Let $X$ be a position with a probability distribution $F$ that is strictly increasing and smooth. Let $f(x)=F^{\prime}(x)$ be the associated probability density.

(a) Verify that

\[\begin{equation*}\operatorname{CVaR}_{h}(X)=-\frac{1}{h} \int_{-\infty}^{-\operatorname{VaR}_{h}(X)} x f(x) \mathrm{d} x \tag{10.13}\end{equation*}\]

(b) For any $u \in(0,1)$ let $x=F^{-1}(u)$ be the value of $X$ that defines the $u$-quantile of $X$. Conversely, for any specific value $x$ of $X$, we have $u=F(x)$ as the quantile value associated with $x$. Using the change of variable $u=F(x)$ in equation (10.13), show that

\[\begin{equation*}\operatorname{CVaR}_{h}(X)=-\frac{1}{h} \int_{0}^{h} F^{-1}(u) \mathrm{d} u . \tag{10.14}\end{equation*}\]

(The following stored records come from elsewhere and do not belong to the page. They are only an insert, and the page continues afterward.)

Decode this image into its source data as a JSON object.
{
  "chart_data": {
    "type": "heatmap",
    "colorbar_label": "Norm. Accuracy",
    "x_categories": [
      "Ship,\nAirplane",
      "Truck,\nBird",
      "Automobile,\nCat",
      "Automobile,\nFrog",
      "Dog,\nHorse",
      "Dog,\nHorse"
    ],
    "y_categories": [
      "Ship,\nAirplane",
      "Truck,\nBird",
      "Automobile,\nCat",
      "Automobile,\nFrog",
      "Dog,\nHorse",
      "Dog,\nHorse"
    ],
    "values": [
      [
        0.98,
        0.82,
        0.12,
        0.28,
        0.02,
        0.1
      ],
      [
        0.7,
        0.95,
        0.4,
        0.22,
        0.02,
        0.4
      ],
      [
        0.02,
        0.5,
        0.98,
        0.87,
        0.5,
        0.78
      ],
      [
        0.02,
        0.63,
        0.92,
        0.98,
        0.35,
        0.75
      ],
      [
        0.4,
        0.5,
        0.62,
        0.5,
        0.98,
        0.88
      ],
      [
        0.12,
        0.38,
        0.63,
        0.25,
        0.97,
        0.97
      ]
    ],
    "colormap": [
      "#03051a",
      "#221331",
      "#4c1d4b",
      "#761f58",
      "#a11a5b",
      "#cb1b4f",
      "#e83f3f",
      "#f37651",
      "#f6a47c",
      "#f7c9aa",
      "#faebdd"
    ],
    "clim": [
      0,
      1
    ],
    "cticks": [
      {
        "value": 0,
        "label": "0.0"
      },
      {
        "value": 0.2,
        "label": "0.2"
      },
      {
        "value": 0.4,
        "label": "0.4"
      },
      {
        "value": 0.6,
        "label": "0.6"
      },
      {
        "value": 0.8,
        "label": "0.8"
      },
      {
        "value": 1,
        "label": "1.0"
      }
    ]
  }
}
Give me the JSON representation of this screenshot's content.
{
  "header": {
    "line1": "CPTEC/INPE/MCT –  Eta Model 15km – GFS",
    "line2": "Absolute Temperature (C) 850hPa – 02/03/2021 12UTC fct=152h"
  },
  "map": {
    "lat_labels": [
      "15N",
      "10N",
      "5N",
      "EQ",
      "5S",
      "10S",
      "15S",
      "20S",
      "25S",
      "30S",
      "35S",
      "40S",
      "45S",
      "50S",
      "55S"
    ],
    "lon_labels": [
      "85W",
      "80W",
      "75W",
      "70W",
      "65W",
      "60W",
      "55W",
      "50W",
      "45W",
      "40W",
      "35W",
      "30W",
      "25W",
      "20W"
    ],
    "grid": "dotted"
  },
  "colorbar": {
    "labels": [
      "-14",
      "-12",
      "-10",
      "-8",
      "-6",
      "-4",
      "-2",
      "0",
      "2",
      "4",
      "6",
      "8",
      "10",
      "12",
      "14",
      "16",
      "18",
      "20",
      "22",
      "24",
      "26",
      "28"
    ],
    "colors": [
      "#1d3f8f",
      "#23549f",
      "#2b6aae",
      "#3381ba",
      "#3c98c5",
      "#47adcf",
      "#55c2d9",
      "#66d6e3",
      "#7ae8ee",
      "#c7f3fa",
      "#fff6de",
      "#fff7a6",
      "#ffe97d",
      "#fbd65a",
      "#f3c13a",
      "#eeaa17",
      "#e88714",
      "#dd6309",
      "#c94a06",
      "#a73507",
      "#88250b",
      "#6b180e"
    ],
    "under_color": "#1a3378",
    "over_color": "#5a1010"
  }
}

(c) Interpret the right-hand side of equation (10.14) to obtain

\[\begin{equation*}\operatorname{AVaR}_{h}(X)=-\frac{1}{h} \int_{0}^{h} F^{-1}(u) \mathrm{d} u . \tag{10.15}\end{equation*}\]

and hence conclude that $\mathrm{CVaR}_{h}(X)=\operatorname{AVaR}_{h}(X)$. [Equation (10.15) can be extended to be coherent in general (e.g., with jumps in $F$ ) because the upper limit of the integral will force atoms to be split if necessary so that the integration is strictly over the range zero to $h$.]